DSSM is the most basic two-tower model, modeling users and items separately:

# Model configuration
model = DSSM(user_features=user_features,
             item_features=item_features,
             hidden_units=[64, 32, 16],
             dropout_rates=[0.1, 0.1, 0.1])

# Training configuration
trainer = MatchTrainer(model=model,
                      mode=0,  # point-wise training
                      optimizer_params={'lr': 0.001},
                      n_epochs=10)

# Train model
trainer.fit(train_dataloader, val_dataloader)

Sequential Recommendation Model (GRU4Rec)
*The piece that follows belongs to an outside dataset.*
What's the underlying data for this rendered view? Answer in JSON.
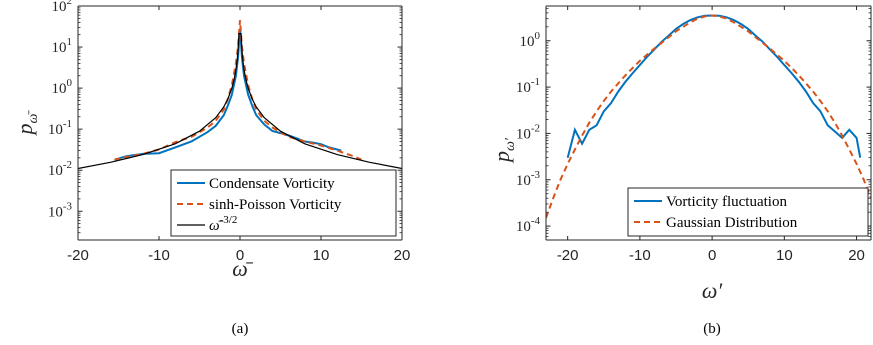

GRU4Rec models user behavior sequences through GRU networks:

# Generate sequence features
seq_features = generate_seq_feature(df,
                                  user_col='user_id',
                                  item_col='movie_id',
                                  time_col='timestamp',
                                  item_attribute_cols=['genre'])

# Model configuration
model = GRU4Rec(item_num=item_num,
                hidden_size=64,
                num_layers=2,
                dropout_rate=0.1)

# Training configuration
trainer = MatchTrainer(model=model,
                      mode=1,  # pair-wise training
                      optimizer_params={'lr': 0.001},
                      n_epochs=10)

Multi-Interest Model (MIND)

The MIND model can capture users' diverse interests:

# Model configuration
model = MIND(item_num=item_num,
            num_interests=4,
            hidden_size=64,
            routing_iterations=3)

# Training configuration
trainer = MatchTrainer(model=model,
                      mode=2,  # list-wise training
                      optimizer_params={'lr': 0.001},
                      n_epochs=10)

Model Evaluation

Use common recall metrics for evaluation:

# Calculate recall rate and hit rate
recall_score = evaluate_recall(model, test_dataloader, k=10)
hit_rate = evaluate_hit_rate(model, test_dataloader, k=10)
print(f"Recall@10: {recall_score:.4f}")
print(f"HitRate@10: {hit_rate:.4f}")

Vector Retrieval

The trained model can be used to generate vector representations of users and items for fast retrieval:

# Use Annoy for vector retrieval
from rechub.utils import Annoy

# Build index
item_vectors = model.get_item_vectors()
annoy = Annoy(metric='angular')
annoy.fit(item_vectors)

# Query similar items
user_vector = model.get_user_vector(user_id=1)
similar_items = annoy.query(user_vector, n=10)

Advanced Techniques

  1. Temperature Coefficient Adjustment

    trainer = MatchTrainer(model=model,
                          temperature=0.2,  # Add temperature coefficient
                          mode=2)
    

  2. Negative Sampling

    from rechub.utils import negative_sample
    
    neg_samples = negative_sample(items_cnt_order,
                                ratio=5,
                                method_id=1)  # Word2Vec-style sampling
    

  3. Model Saving and Loading

    # Save model
    torch.save(model.state_dict(), 'model.pth')
    
    # Load model
    model.load_state_dict(torch.load('model.pth'))
    

Important Notes

  1. Choose appropriate training mode (point-wise/pair-wise/list-wise)
  2. Pay attention to sequence feature length and padding method
  3. Adjust negative sample ratio based on actual scenarios
  4. Set appropriate batch_size and learning rate
  5. Use L2 regularization to prevent overfitting